Ne nominiamo due tra molti altri. Il loro legame e connessione con la giungla e il fiume, il loro rispetto per ciò che cacciano e pescano, sempre premurosi e mai accaparrando, il loro modo di salutarsi personalmente, l’evidente gioia con cui vivono, il modo in cui allevano i loro figli, la difesa del loro territorio, la cura della loro lingua e dei loro costumi… gran parte di ciò che vivono e sono, siamo incoraggiati a trasformarlo in una parabola del Dio che ci hanno annunciato.

Una delle cose che più ci ha interessato è stato conoscere la storia dell’incontro tra il popolo Mundurukù e i primi frati arrivati, anni fa. Per i nativi di quelle terre il flauto era uno strumento associato alla loro divinità, e i frati che arrivarono, senza saperlo, erano flautisti.
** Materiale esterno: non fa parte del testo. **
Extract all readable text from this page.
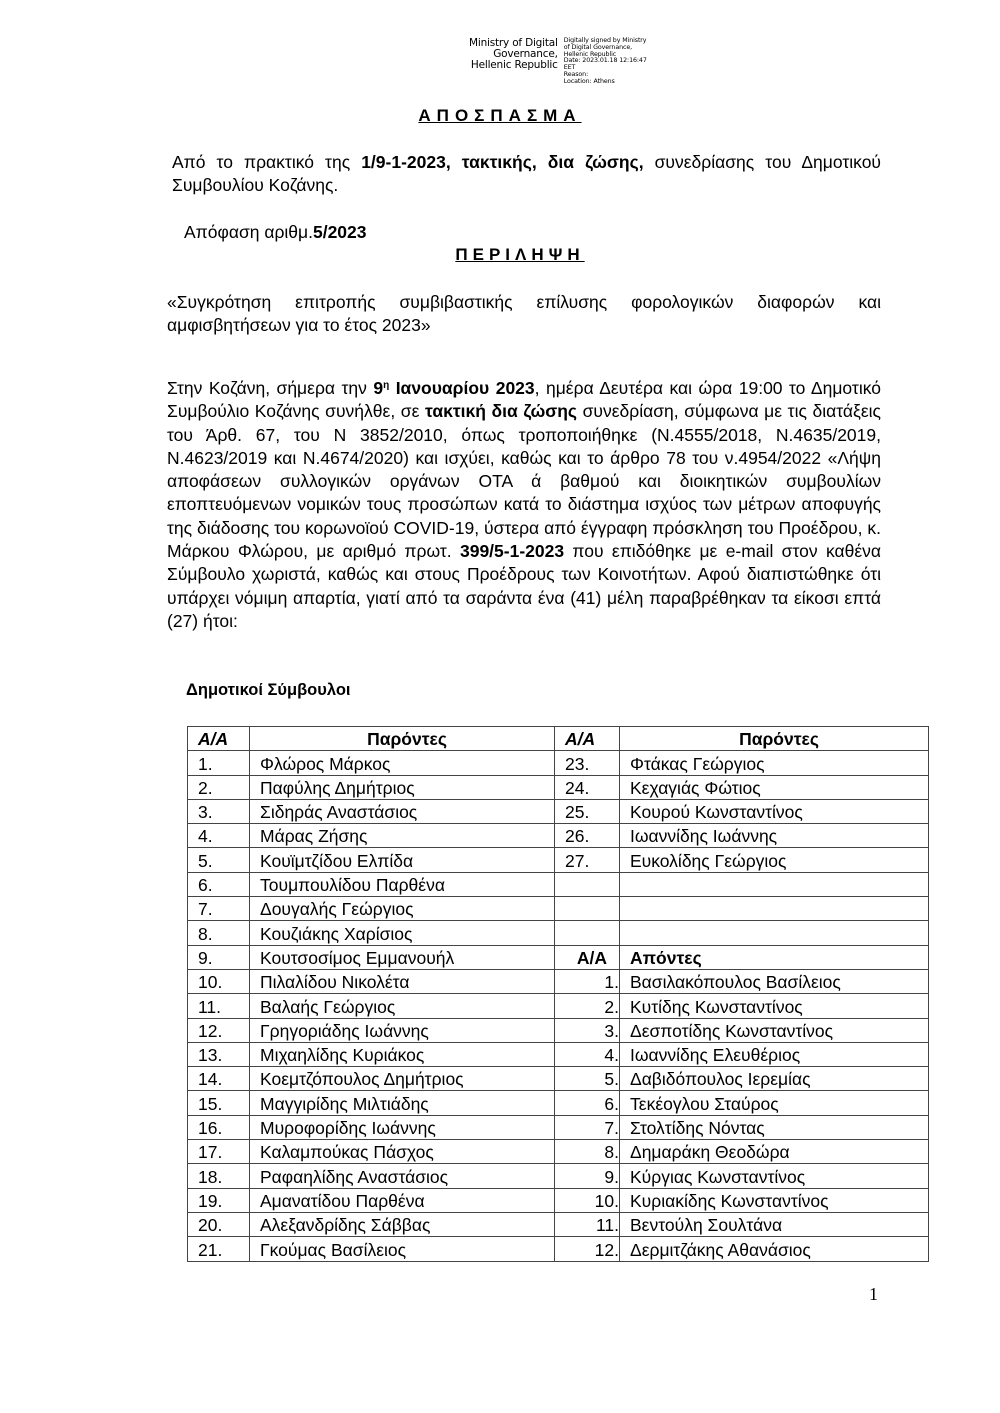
Ministry of Digital
Governance,
Hellenic Republic
Digitally signed by Ministry
of Digital Governance,
Hellenic Republic
Date: 2023.01.18 12:16:47
EET
Reason:
Location: Athens
ΑΠΟΣΠΑΣΜΑ
Από το πρακτικό της 1/9-1-2023, τακτικής, δια ζώσης, συνεδρίασης του Δημοτικού Συμβουλίου Κοζάνης.
Απόφαση αριθμ.5/2023
ΠΕΡΙΛΗΨΗ
«Συγκρότηση επιτροπής συμβιβαστικής επίλυσης φορολογικών διαφορών και αμφισβητήσεων για το έτος 2023»
Στην Κοζάνη, σήμερα την $9^\eta$ Ιανουαρίου 2023, ημέρα Δευτέρα και ώρα 19:00 το Δημοτικό Συμβούλιο Κοζάνης συνήλθε, σε τακτική δια ζώσης συνεδρίαση, σύμφωνα με τις διατάξεις του Άρθ. 67, του Ν 3852/2010, όπως τροποποιήθηκε (Ν.4555/2018, Ν.4635/2019, Ν.4623/2019 και Ν.4674/2020) και ισχύει, καθώς και το άρθρο 78 του ν.4954/2022 «Λήψη αποφάσεων συλλογικών οργάνων ΟΤΑ ά βαθμού και διοικητικών συμβουλίων εποπτευόμενων νομικών τους προσώπων κατά το διάστημα ισχύος των μέτρων αποφυγής της διάδοσης του κορωνοϊού COVID-19, ύστερα από έγγραφη πρόσκληση του Προέδρου, κ. Μάρκου Φλώρου, με αριθμό πρωτ. 399/5-1-2023 που επιδόθηκε με e-mail στον καθένα Σύμβουλο χωριστά, καθώς και στους Προέδρους των Κοινοτήτων. Αφού διαπιστώθηκε ότι υπάρχει νόμιμη απαρτία, γιατί από τα σαράντα ένα (41) μέλη παραβρέθηκαν τα είκοσι επτά (27) ήτοι:
Δημοτικοί Σύμβουλοι
Α/Α	Παρόντες	Α/Α	Παρόντες
1.	Φλώρος Μάρκος	23.	Φτάκας Γεώργιος
2.	Παφύλης Δημήτριος	24.	Κεχαγιάς Φώτιος
3.	Σιδηράς Αναστάσιος	25.	Κουρού Κωνσταντίνος
4.	Μάρας Ζήσης	26.	Ιωαννίδης Ιωάννης
5.	Κουϊμτζίδου Ελπίδα	27.	Ευκολίδης Γεώργιος
6.	Τουμπουλίδου Παρθένα		
7.	Δουγαλής Γεώργιος		
8.	Κουζιάκης Χαρίσιος		
9.	Κουτσοσίμος Εμμανουήλ	Α/Α	Απόντες
10.	Πιλαλίδου Νικολέτα	1.	Βασιλακόπουλος Βασίλειος
11.	Βαλαής Γεώργιος	2.	Κυτίδης Κωνσταντίνος
12.	Γρηγοριάδης Ιωάννης	3.	Δεσποτίδης Κωνσταντίνος
13.	Μιχαηλίδης Κυριάκος	4.	Ιωαννίδης Ελευθέριος
14.	Κοεμτζόπουλος Δημήτριος	5.	Δαβιδόπουλος Ιερεμίας
15.	Μαγγιρίδης Μιλτιάδης	6.	Τεκέογλου Σταύρος
16.	Μυροφορίδης Ιωάννης	7.	Στολτίδης Νόντας
17.	Καλαμπούκας Πάσχος	8.	Δημαράκη Θεοδώρα
18.	Ραφαηλίδης Αναστάσιος	9.	Κύργιας Κωνσταντίνος
19.	Αμανατίδου Παρθένα	10.	Κυριακίδης Κωνσταντίνος
20.	Αλεξανδρίδης Σάββας	11.	Βεντούλη Σουλτάνα
21.	Γκούμας Βασίλειος	12.	Δερμιτζάκης Αθανάσιος
1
Ciò fece sì che la città li accogliesse poco a poco. Se così non fosse stato, probabilmente questi coraggiosi fratelli sarebbero morti poco dopo lo sbarco, dopo 6 mesi di navigazione, e noi, più di un secolo dopo, non saremmo in grado di scrivere questo.

In seguito a questo primo incontro, il legame tra i Mundurukù e i “pain” (così ci chiamano) è diventato un’alleanza. Loro, che ancora oggi non ricevono i “bianchi”, ci hanno reso parte della loro gente. Ancora: loro, che non accolgono nessuno che non sia mundurukù, ci hanno reso parte della loro gente, della loro cultura, della loro gerarchia, della loro storia. Ed è così che ci hanno fatto sentire, dal primo all’ultimo giorno. Ci hanno accolto per la presenza degli altri lungo la loro storia, ci hanno accolto perché siamo frati, ci hanno accolto senza conoscerci, ci hanno accolto perché hanno fiducia, ci hanno accolto per il significato che la nostra presenza ha avuto e ha per loro. Ci ricevono così. E noi, come Ordine, come possiamo accettare vocazionalmente e carismaticamente che un popolo indigeno e amazzonico, con tutto ciò che ciò significa, ci renda parte della sua identità? Crediamo che la nostra presenza lì sia stata, sia e debba continuare ad essere un tesoro da custodire e tutelare; un tesoro per cui vale la pena vendere comodità, titoli, strutture e calcoli.

Apprezziamo profondamente tutti coloro che hanno reso possibile questa esperienza. Soprattutto la Custodia di San Benito per averci accolto con tanta disponibilità e familiarità, le Missioni Francescane per il loro sostegno e sostentamento, e i fratelli Sebastián e Amauri, per essere lì, per vivere “tra loro”, per averci fatto sentire a casa, per la generosità e l’apertura con cui hanno accolto la nostra vita, le nostre proposte, i nostri desideri e i nostri limiti.